A greater proportion of patients with pathogenic germline variants had a personal history of cancer (37.9% vs. 17.5%; P = .013) and had at least one first-degree relative with cancer (89.7% vs. 68.4%; P = .007) than those without variants.
“Our findings suggest that about 10% of patients unselected by personal or family history of pancreatic cancer will have a pathogenic variant that is clinically actionable,” Brand said. “The term ‘clinically actionable’ implies that the findings can either be used for treatment decisions for the patient themselves or, if a family member is found to carry the mutation, lead to changes in cancer screening for that family member.”
Of the 23 patients with pancreatic cancer-associated pathogenic germline variants, six (26%) did not meet current guidelines for genetic testing.
In the context of guideline-based genetic testing, researchers determined only 11 of the 23 (48%) germline variants known in pancreatic ductal adenocarcinoma would have been detected.
“Our results add to existing evidence demonstrating the limitations of genetic testing criteria for identifying actionable mutations in cancer patients,” the researchers wrote. “If adherence to clinical testing guidelines is a prerequisite for germline testing, patients with pancreatic ductal adenocarcinoma are among those with the highest prevalence of undetected actionable germline mutations.”
Those carrying mutations appeared more likely to meet at least one criterion for hereditary breast and ovarian cancer genetic testing (72.4% vs. 37.9%; P < .001) than noncarriers.

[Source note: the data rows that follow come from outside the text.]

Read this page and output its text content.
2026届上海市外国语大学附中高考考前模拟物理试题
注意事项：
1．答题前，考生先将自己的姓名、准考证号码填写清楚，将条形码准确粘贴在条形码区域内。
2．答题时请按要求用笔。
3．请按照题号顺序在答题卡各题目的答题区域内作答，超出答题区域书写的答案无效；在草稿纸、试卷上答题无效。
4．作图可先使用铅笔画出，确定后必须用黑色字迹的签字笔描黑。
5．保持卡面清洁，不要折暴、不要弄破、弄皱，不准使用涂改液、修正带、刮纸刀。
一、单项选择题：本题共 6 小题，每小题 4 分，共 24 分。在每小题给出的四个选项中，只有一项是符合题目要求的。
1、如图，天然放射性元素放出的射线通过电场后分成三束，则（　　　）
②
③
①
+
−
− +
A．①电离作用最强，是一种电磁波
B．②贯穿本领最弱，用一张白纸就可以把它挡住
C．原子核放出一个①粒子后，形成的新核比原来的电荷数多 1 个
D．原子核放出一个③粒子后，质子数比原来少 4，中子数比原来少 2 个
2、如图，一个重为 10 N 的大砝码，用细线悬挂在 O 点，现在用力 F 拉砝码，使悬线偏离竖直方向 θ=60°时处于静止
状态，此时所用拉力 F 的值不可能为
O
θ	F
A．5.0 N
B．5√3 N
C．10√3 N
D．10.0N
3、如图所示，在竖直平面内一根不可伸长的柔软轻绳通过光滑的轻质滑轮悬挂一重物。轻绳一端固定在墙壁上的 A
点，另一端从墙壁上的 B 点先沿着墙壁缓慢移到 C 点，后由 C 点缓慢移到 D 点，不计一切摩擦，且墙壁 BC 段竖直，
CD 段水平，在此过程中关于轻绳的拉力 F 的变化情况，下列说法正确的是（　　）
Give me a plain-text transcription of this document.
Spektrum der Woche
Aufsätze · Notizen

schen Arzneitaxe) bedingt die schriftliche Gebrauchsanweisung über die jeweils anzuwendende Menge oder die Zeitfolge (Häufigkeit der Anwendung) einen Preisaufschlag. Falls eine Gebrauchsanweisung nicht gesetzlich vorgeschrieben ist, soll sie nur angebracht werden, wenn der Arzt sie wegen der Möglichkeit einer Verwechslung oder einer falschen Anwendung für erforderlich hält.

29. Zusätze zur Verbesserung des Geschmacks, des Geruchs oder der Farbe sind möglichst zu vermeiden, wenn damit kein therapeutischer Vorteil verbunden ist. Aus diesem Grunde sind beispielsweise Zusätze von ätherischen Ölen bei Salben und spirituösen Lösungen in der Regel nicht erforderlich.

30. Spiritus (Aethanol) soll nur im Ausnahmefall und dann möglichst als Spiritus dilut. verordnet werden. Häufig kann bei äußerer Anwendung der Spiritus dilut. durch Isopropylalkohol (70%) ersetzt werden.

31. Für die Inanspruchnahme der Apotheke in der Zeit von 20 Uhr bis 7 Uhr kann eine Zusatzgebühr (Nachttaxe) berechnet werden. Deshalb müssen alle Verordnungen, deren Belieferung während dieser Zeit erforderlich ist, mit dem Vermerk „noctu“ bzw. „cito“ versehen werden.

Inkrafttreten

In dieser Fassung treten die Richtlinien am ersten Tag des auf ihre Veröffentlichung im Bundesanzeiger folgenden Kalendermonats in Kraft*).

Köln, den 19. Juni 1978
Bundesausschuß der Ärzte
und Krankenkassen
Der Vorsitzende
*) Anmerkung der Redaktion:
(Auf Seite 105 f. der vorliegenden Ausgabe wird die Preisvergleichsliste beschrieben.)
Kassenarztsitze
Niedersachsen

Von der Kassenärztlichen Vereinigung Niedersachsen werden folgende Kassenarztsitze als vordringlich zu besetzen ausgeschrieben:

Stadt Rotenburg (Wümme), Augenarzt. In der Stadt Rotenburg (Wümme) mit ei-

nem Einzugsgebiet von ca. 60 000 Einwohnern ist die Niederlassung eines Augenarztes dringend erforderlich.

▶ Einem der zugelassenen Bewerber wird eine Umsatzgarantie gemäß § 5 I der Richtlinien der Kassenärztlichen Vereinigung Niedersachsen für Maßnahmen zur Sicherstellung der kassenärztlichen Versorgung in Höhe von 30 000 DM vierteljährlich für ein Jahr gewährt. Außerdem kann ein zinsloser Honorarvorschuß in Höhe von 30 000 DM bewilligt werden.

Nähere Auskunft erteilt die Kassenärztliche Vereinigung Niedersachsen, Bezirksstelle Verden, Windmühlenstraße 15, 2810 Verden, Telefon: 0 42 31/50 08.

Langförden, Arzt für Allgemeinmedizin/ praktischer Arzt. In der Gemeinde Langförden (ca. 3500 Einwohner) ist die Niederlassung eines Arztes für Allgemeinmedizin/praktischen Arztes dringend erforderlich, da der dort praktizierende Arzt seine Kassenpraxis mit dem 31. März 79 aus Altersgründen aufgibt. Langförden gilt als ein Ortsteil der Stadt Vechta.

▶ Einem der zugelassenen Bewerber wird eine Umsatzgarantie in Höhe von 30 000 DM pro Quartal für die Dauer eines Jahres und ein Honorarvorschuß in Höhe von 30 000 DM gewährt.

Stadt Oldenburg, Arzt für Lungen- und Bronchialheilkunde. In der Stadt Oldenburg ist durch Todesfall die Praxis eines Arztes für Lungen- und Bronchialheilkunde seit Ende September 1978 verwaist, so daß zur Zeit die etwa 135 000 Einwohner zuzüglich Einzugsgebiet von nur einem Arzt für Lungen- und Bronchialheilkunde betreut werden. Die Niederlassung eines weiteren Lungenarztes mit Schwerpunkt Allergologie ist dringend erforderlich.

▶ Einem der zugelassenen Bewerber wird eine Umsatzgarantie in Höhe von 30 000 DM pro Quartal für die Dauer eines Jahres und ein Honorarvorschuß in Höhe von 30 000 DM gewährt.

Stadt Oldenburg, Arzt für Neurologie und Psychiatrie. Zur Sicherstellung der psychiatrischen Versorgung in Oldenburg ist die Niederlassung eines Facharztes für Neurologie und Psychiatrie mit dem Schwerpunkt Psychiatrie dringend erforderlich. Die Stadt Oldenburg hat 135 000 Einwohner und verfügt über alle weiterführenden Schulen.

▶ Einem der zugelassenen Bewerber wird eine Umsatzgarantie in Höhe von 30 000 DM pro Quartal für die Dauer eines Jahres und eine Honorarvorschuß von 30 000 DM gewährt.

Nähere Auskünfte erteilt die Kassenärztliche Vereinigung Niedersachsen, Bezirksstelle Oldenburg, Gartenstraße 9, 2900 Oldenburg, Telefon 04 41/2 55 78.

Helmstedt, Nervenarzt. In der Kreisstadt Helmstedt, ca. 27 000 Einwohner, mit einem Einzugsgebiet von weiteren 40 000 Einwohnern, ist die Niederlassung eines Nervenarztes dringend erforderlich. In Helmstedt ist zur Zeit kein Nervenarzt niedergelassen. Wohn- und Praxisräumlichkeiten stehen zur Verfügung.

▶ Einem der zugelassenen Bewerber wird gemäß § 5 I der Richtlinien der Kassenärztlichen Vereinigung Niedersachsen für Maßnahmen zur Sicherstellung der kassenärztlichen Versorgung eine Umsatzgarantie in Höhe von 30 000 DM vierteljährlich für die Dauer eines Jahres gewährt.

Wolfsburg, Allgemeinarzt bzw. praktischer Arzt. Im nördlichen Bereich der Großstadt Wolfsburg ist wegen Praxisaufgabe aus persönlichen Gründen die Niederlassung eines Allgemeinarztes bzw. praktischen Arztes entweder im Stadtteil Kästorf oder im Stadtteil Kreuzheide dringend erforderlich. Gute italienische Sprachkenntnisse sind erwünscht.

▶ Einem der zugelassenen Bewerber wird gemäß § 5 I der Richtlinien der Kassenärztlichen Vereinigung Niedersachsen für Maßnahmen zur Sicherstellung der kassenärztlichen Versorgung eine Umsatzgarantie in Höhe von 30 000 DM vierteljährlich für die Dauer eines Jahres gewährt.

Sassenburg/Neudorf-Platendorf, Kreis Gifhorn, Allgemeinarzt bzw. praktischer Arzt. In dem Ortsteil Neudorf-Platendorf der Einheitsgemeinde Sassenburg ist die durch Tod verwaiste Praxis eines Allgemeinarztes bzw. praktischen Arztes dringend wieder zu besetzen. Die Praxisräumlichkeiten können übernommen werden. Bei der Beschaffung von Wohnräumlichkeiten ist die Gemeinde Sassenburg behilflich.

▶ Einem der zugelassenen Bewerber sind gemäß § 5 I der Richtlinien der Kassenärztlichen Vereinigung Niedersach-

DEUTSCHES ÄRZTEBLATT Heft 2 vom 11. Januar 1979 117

“The yield for genetic testing for any one individual gene is not high enough to warrant genetic testing; however, if all known pancreatic cancer-associated susceptibility genes are performed simultaneously, the yield is quite good — at 10% — and reaches a threshold that is clinically beneficial,” Brand told HemOnc Today.
Despite the potential benefits of universal genetic testing, there are several challenges with the implementation, Brand said. The biggest of them includes a “lack of trained personnel to counsel patients about genetic testing and the need to ensure that test results are followed up appropriately,” he said.
“Our center, along with others, are exploring how to better implement universal testing,” he added. “This could include a general overview of genetic testing by a prerecorded presentation, followed by a meeting with trained genetic professionals for those individuals with a positive test.” – by Cassie Homer
For more information:
Randall Brand, MD, can be reached at Department of Medicine, University of Pittsburgh Medical Center, 5200 Centre Ave., Suite 409, Pittsburgh, PA 15232; email: firstname.lastname@example.org.
Disclosures: Brand reports Invitae provided free genetic testing for a study cohort in a different study. Other authors report employment with Ambry Genetics, which provided genetic testing for the study. Please see the study for all other authors’ relevant financial disclosures.